Joel Wästberg’s debut full-length as Sir Was is a smorgasbord of textures and tones. A former bandmate of Jose Gonzales, Wästberg inhabits all corners of his records; he plays all the drums, basses, keyboards, guitars, clarinets, and saxophones himself before chopping them into hypnotic tracks that bridge the gap between folk and ambient.
It’s a master class at combining elements that wouldn’t work together in any other context—from the forlorn bagpipes mixed into “A Minor Life,” to Wästberg’s staccato vocal delivery on album opener “In the Mist.” (The latter, when coupled with the track’s driving bass line, has a distinct hip-hop influence.)

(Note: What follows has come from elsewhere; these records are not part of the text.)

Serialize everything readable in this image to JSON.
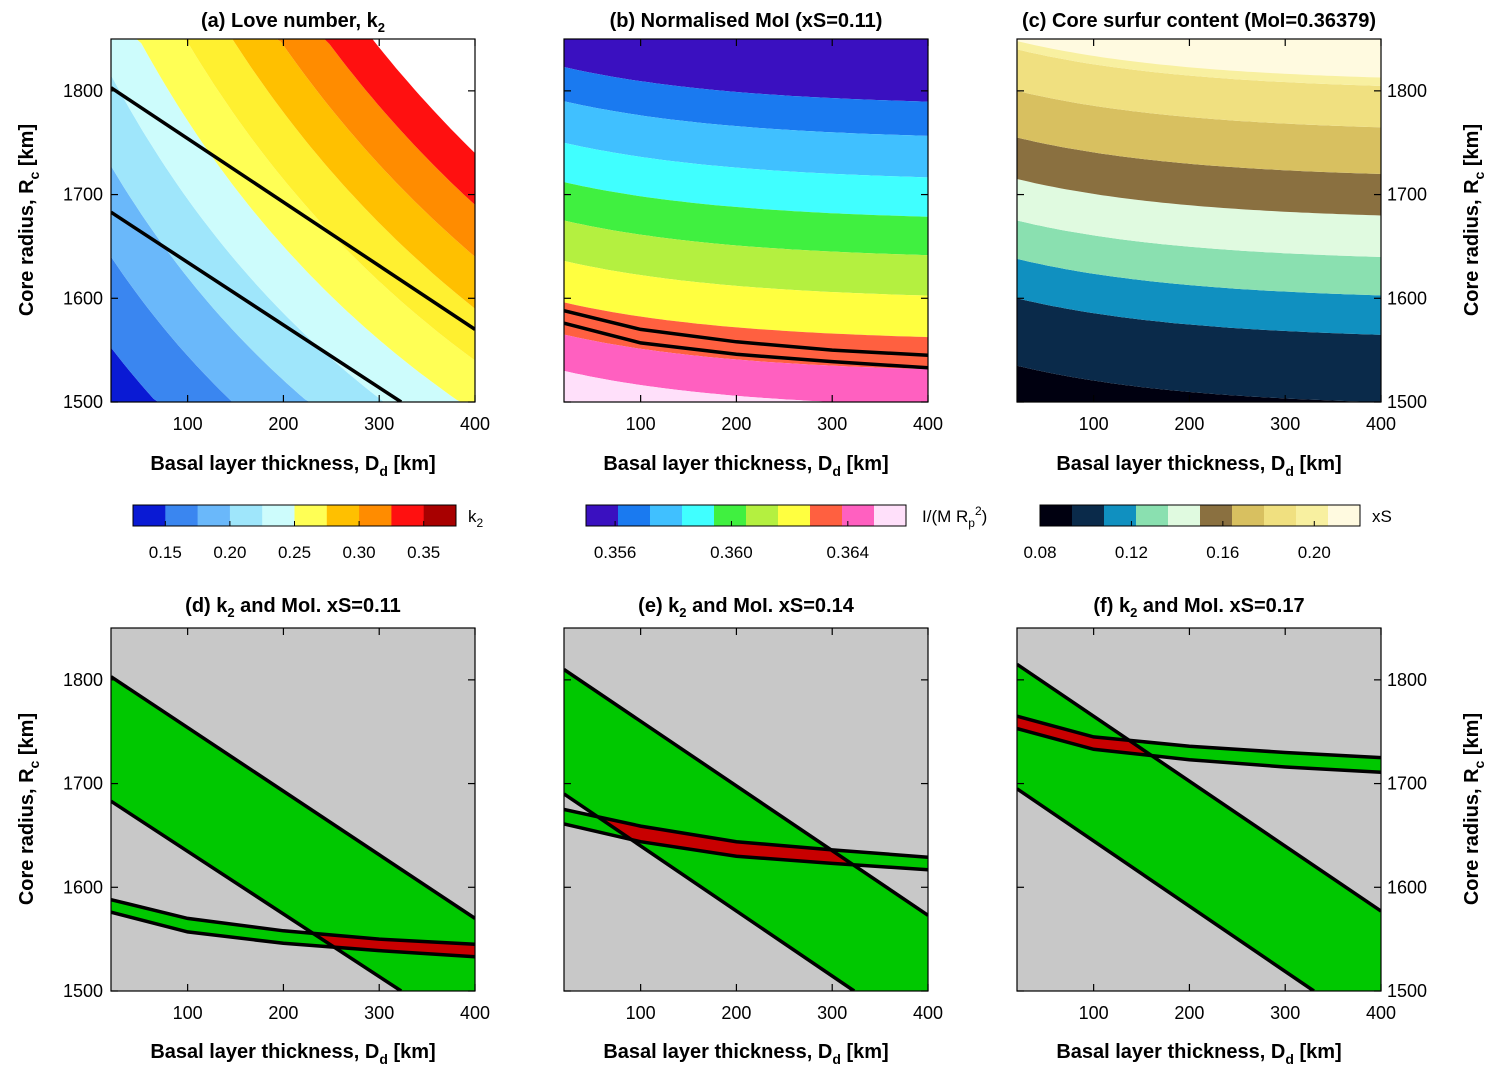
{
  "figure": {
    "panels": [
      {
        "id": "a",
        "title": "(a) Love number, ",
        "title_sym": "k",
        "title_sub": "2",
        "title_tail": ""
      },
      {
        "id": "b",
        "title": "(b) Normalised MoI (xS=0.11)",
        "title_sym": "",
        "title_sub": "",
        "title_tail": ""
      },
      {
        "id": "c",
        "title": "(c) Core surfur content (MoI=0.36379)",
        "title_sym": "",
        "title_sub": "",
        "title_tail": ""
      },
      {
        "id": "d",
        "title": "(d) ",
        "title_sym": "k",
        "title_sub": "2",
        "title_tail": " and MoI. xS=0.11"
      },
      {
        "id": "e",
        "title": "(e) ",
        "title_sym": "k",
        "title_sub": "2",
        "title_tail": " and MoI.  xS=0.14"
      },
      {
        "id": "f",
        "title": "(f) ",
        "title_sym": "k",
        "title_sub": "2",
        "title_tail": " and MoI.  xS=0.17"
      }
    ],
    "xlabel": {
      "text": "Basal layer thickness, D",
      "sub": "d",
      "unit": " [km]"
    },
    "ylabel": {
      "text": "Core radius, R",
      "sub": "c",
      "unit": " [km]"
    },
    "xticks": [
      "100",
      "200",
      "300",
      "400"
    ],
    "yticks": [
      "1500",
      "1600",
      "1700",
      "1800"
    ],
    "colorbars": [
      {
        "label": "k",
        "label_sub": "2",
        "label_sup": "",
        "label_tail": "",
        "ticks": [
          "0.15",
          "0.20",
          "0.25",
          "0.30",
          "0.35"
        ]
      },
      {
        "label": "I/(M R",
        "label_sub": "p",
        "label_sup": "2",
        "label_tail": ")",
        "ticks": [
          "0.356",
          "0.360",
          "0.364"
        ]
      },
      {
        "label": "xS",
        "label_sub": "",
        "label_sup": "",
        "label_tail": "",
        "ticks": [
          "0.08",
          "0.12",
          "0.16",
          "0.20"
        ]
      }
    ]
  },
  "chart_data": [
    {
      "type": "heatmap",
      "panel": "a",
      "title": "(a) Love number, k2",
      "xlabel": "Basal layer thickness, Dd [km]",
      "ylabel": "Core radius, Rc [km]",
      "xlim": [
        20,
        400
      ],
      "ylim": [
        1500,
        1850
      ],
      "variable": "k2",
      "levels": [
        0.125,
        0.15,
        0.175,
        0.2,
        0.225,
        0.25,
        0.275,
        0.3,
        0.325,
        0.35,
        0.375
      ],
      "colors": [
        "#0a1ad4",
        "#3a86f0",
        "#6ab8fa",
        "#9fe6fb",
        "#cdfcfc",
        "#ffff55",
        "#fff030",
        "#ffc000",
        "#ff8c00",
        "#ff1010",
        "#a80000"
      ],
      "contour_lines": [
        {
          "name": "k2 lower bound",
          "points": [
            [
              20,
              1683
            ],
            [
              323,
              1500
            ]
          ]
        },
        {
          "name": "k2 upper bound",
          "points": [
            [
              20,
              1803
            ],
            [
              400,
              1570
            ]
          ]
        }
      ],
      "field_samples": [
        [
          20,
          1500,
          0.135
        ],
        [
          20,
          1850,
          0.235
        ],
        [
          400,
          1500,
          0.255
        ],
        [
          400,
          1850,
          0.33
        ]
      ]
    },
    {
      "type": "heatmap",
      "panel": "b",
      "title": "(b) Normalised MoI (xS=0.11)",
      "xlabel": "Basal layer thickness, Dd [km]",
      "ylabel": "Core radius, Rc [km]",
      "xlim": [
        20,
        400
      ],
      "ylim": [
        1500,
        1850
      ],
      "variable": "I/(M Rp^2)",
      "levels": [
        0.355,
        0.356,
        0.357,
        0.358,
        0.359,
        0.36,
        0.361,
        0.362,
        0.363,
        0.364,
        0.365,
        0.366
      ],
      "colors": [
        "#3a10c0",
        "#1a7af0",
        "#40c0ff",
        "#40ffff",
        "#40f040",
        "#b4f040",
        "#ffff40",
        "#ff6040",
        "#ff60c0",
        "#ffe0fa"
      ],
      "contour_lines": [
        {
          "name": "MoI upper bound",
          "points": [
            [
              20,
              1588
            ],
            [
              100,
              1570
            ],
            [
              200,
              1558
            ],
            [
              300,
              1550
            ],
            [
              400,
              1545
            ]
          ]
        },
        {
          "name": "MoI lower bound",
          "points": [
            [
              20,
              1576
            ],
            [
              100,
              1557
            ],
            [
              200,
              1546
            ],
            [
              300,
              1539
            ],
            [
              400,
              1533
            ]
          ]
        }
      ]
    },
    {
      "type": "heatmap",
      "panel": "c",
      "title": "(c) Core surfur content (MoI=0.36379)",
      "xlabel": "Basal layer thickness, Dd [km]",
      "ylabel": "Core radius, Rc [km]",
      "xlim": [
        20,
        400
      ],
      "ylim": [
        1500,
        1850
      ],
      "variable": "xS",
      "levels": [
        0.08,
        0.094,
        0.108,
        0.122,
        0.136,
        0.15,
        0.164,
        0.178,
        0.192,
        0.206,
        0.22
      ],
      "colors": [
        "#000010",
        "#0a2a4a",
        "#1090c0",
        "#8ae0b0",
        "#e0fae0",
        "#8a7040",
        "#d8c060",
        "#f0e080",
        "#f8f0a0",
        "#fffae0"
      ]
    },
    {
      "type": "area",
      "panel": "d",
      "title": "(d) k2 and MoI. xS=0.11",
      "xlim": [
        20,
        400
      ],
      "ylim": [
        1500,
        1850
      ],
      "k2_band": {
        "lower": [
          [
            20,
            1683
          ],
          [
            323,
            1500
          ]
        ],
        "upper": [
          [
            20,
            1803
          ],
          [
            400,
            1570
          ]
        ]
      },
      "moi_band": {
        "upper": [
          [
            20,
            1588
          ],
          [
            100,
            1570
          ],
          [
            200,
            1558
          ],
          [
            300,
            1550
          ],
          [
            400,
            1545
          ]
        ],
        "lower": [
          [
            20,
            1576
          ],
          [
            100,
            1557
          ],
          [
            200,
            1546
          ],
          [
            300,
            1539
          ],
          [
            400,
            1533
          ]
        ]
      },
      "colors": {
        "background": "#c8c8c8",
        "band": "#00c800",
        "overlap": "#c80000"
      }
    },
    {
      "type": "area",
      "panel": "e",
      "title": "(e) k2 and MoI. xS=0.14",
      "xlim": [
        20,
        400
      ],
      "ylim": [
        1500,
        1850
      ],
      "k2_band": {
        "lower": [
          [
            20,
            1690
          ],
          [
            323,
            1500
          ]
        ],
        "upper": [
          [
            20,
            1810
          ],
          [
            400,
            1573
          ]
        ]
      },
      "moi_band": {
        "upper": [
          [
            20,
            1675
          ],
          [
            100,
            1659
          ],
          [
            200,
            1644
          ],
          [
            300,
            1636
          ],
          [
            400,
            1629
          ]
        ],
        "lower": [
          [
            20,
            1661
          ],
          [
            100,
            1644
          ],
          [
            200,
            1630
          ],
          [
            300,
            1623
          ],
          [
            400,
            1617
          ]
        ]
      },
      "colors": {
        "background": "#c8c8c8",
        "band": "#00c800",
        "overlap": "#c80000"
      }
    },
    {
      "type": "area",
      "panel": "f",
      "title": "(f) k2 and MoI. xS=0.17",
      "xlim": [
        20,
        400
      ],
      "ylim": [
        1500,
        1850
      ],
      "k2_band": {
        "lower": [
          [
            20,
            1695
          ],
          [
            330,
            1500
          ]
        ],
        "upper": [
          [
            20,
            1815
          ],
          [
            400,
            1577
          ]
        ]
      },
      "moi_band": {
        "upper": [
          [
            20,
            1765
          ],
          [
            100,
            1745
          ],
          [
            200,
            1736
          ],
          [
            300,
            1730
          ],
          [
            400,
            1725
          ]
        ],
        "lower": [
          [
            20,
            1753
          ],
          [
            100,
            1733
          ],
          [
            200,
            1723
          ],
          [
            300,
            1716
          ],
          [
            400,
            1711
          ]
        ]
      },
      "colors": {
        "background": "#c8c8c8",
        "band": "#00c800",
        "overlap": "#c80000"
      }
    }
  ]
}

But it’s the rhythmic experimentation that truly elevates Digging a Tunnel. It ranges from the mid-tempo shuffle of “In the Mist” to the piano and hand-clap created backbeat of “Revoke.” There’s even a hint of pan-African rhythms on “Leave it Here,” a sonic souvenir from the Swede’s time at the University of Kwasulu-Natal in Durban, South Africa.
Be warned: It’ll take a few passes to fully unpack the album. An arresting release that’s equal parts street grit and John Cage/art house fantasy, Digging a Tunnel sees Wästberg happily sifting through his influences. He’s constructed a sonically complex world, full of rewarding creative moments and hard-to-pinpoint emotions. He doesn’t have to tunnel to a new world—Sir Was is already there.